I decreti attuativi sulla “Buona Scuola” sono stati approvati in Consiglio dei ministri e così anche il travagliato decreto attuativo sulla valutazione. Quali novità prevede il decreto? Nella scuola primaria la valutazione dello studente continuerà a passare per la descrizione delle competenze acquisite e per i voti numerici (da 1 a 10). La proposta di trasformare i numeri in lettere non è passata. In alcuni paesi, ad esempio la Svezia, i voti numerici sono stati trasformati in lettere al fine di limitare il carattere “imperativo” delle cifre. In un paese — il nostro — che già non brilla di amore per la matematica, affermare la “minore aggressività” delle lettere rispetto ai numeri non sembra un gran bel segnale. Nella sostanza, ci pare non cambi molto tra lettere e numeri. Ma forse qualcuno potrà apportare ragioni più valide a sostegno delle lettere vs numeri su questa dibattuta vicenda.

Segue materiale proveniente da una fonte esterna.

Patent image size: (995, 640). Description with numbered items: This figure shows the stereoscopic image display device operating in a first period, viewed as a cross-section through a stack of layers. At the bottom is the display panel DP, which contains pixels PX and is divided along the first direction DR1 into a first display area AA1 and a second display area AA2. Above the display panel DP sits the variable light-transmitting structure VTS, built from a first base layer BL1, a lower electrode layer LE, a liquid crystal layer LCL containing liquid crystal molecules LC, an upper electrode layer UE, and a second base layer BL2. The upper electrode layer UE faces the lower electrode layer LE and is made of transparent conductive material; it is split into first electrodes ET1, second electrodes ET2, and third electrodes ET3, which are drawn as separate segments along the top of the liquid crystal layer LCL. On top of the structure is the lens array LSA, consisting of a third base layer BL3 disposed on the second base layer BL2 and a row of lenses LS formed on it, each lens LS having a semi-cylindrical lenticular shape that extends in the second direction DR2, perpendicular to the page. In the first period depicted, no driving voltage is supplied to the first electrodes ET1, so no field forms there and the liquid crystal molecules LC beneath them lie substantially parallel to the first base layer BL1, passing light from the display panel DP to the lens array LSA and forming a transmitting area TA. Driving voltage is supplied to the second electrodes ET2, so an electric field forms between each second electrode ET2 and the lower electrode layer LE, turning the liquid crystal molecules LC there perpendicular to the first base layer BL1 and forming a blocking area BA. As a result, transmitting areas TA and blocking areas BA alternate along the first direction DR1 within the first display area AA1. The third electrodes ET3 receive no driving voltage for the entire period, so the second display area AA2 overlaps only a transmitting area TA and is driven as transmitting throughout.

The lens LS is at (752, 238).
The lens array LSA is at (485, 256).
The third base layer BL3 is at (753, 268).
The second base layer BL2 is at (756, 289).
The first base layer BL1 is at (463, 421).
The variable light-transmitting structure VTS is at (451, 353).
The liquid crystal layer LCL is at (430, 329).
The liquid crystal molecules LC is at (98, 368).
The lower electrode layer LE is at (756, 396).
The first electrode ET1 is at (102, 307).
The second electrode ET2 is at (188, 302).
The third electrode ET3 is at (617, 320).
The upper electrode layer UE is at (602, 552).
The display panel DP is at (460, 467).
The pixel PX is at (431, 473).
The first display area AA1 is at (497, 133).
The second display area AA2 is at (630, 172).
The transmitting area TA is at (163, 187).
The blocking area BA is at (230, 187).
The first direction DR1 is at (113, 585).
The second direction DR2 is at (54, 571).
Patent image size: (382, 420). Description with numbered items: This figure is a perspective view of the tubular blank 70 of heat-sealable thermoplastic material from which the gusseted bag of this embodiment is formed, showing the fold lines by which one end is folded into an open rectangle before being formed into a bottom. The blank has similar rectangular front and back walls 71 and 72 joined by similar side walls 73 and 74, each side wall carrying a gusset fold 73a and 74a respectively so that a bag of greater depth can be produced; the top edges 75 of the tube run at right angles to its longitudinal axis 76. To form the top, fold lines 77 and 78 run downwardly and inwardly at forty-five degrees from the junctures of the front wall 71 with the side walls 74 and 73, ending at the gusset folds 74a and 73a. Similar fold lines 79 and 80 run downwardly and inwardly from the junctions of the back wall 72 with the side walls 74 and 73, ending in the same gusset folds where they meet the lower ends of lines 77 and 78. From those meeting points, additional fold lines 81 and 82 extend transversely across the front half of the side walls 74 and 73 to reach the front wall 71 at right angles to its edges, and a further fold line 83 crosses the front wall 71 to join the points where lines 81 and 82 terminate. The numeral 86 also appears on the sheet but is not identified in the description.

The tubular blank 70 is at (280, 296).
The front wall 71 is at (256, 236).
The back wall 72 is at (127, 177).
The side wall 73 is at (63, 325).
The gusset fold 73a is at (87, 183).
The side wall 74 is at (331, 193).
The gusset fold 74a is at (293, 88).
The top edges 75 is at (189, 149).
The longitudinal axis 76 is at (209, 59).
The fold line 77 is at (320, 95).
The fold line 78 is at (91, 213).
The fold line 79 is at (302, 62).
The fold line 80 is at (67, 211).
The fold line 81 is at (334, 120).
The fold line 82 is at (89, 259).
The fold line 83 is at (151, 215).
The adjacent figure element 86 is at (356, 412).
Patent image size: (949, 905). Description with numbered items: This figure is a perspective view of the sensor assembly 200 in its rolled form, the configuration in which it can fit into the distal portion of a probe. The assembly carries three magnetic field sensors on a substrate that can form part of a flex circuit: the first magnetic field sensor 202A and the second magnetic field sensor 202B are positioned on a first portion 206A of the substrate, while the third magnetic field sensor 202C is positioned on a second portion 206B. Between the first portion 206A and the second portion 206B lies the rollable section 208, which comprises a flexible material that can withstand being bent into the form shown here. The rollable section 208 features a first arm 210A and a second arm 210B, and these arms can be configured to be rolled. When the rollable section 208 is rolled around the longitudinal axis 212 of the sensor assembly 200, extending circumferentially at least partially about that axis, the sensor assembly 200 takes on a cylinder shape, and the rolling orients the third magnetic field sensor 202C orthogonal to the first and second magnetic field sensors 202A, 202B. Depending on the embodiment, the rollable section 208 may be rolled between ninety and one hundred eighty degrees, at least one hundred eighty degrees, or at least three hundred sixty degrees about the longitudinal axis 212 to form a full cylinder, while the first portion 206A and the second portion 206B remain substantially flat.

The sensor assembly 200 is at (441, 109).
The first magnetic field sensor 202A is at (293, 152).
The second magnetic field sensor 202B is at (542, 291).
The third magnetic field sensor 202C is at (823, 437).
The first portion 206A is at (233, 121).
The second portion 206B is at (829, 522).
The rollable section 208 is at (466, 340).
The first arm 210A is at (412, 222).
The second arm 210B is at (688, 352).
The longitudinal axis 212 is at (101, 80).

Cambia poi l’esame di stato a conclusione del primo e del secondo ciclo. Come è andata a finire per le prove Invalsi? Nell’esame per la scuola secondaria di primo grado non ci sarà più la prova Invalsi. Le prove Invalsi (italiano, matematica e inglese) saranno prerequisito alla partecipazione dell’esame sia per il primo e sia per il secondo ciclo e per questo sono previste prove suppletive per gli assenti. L’esito delle prove Invalsi non inciderà sul voto complessivo dell’esame, ma è prevista l’indicazione del livello raggiunto nelle prove Invalsi per ogni disciplina oggetto della rilevazione all’interno del curriculum dello studente ovvero sul “pezzo di carta” che costituirà il diploma. In questo modo si andrà a tenere ragionevolmente separata da un lato la valutazione della scuola e dall’altro la misurazione standardizzata del sistema centrale offerta dalle prove Invalsi. Il decreto sulla valutazione chiarisce anche, una volta per tutte, che le prove Invalsi costituiscono “attività ordinaria di istituto”. Quest’ultimo chiarimento e l’indicazione dell’esito delle prove nel curriculum dello studente costituiscono due elementi che incrementeranno l’affidabilità dei dati prodotti anche per un’analisi di sistema. Da un lato infatti si chiarisce che i docenti sono tenuti a far svolgere le prove, e dall’altro sia gli studenti sia i docenti avranno interesse non solo a partecipare ma ad impegnarsi nel loro svolgimento.
Una ulteriore precisazione: l’esito della prova Invalsi verrà definito in forma descrittiva all’interno del curriculum dello studente. Ciò lascia presupporre l’assenza di un punteggio in cifre in grado di differenziare agevolmente gli esiti di studenti con performance similari. Di fatto la sola descrizione del livello raggiunto rende l’esito della prova Invalsi non utilizzabile dalle università per selezionare in ingresso gli studenti. Anche qui c’è qualcuno a cui i numeri non piacciono. Le università dovranno continuare a farsi i propri test di ingresso. Ricordiamo che i test di ingresso proposti dalle università sono metodologicamente meno affidabili dei test Invalsi perché, ad esempio, non hanno il pre-test. Se un da un lato la formula di introdurre nel curriculum l’esito della prova Invalsi risolve almeno la questione della serietà con cui viene affrontata la prova, dall’altro la forma descrittiva ne preclude l’utilizzo alle università nella selezione dei propri studenti.
Visto il continuo attacco alle prove Invalsi e il rischio corso anche in questi giorni di depotenziamento, il bicchiere è da considerarsi in ogni caso mezzo pieno.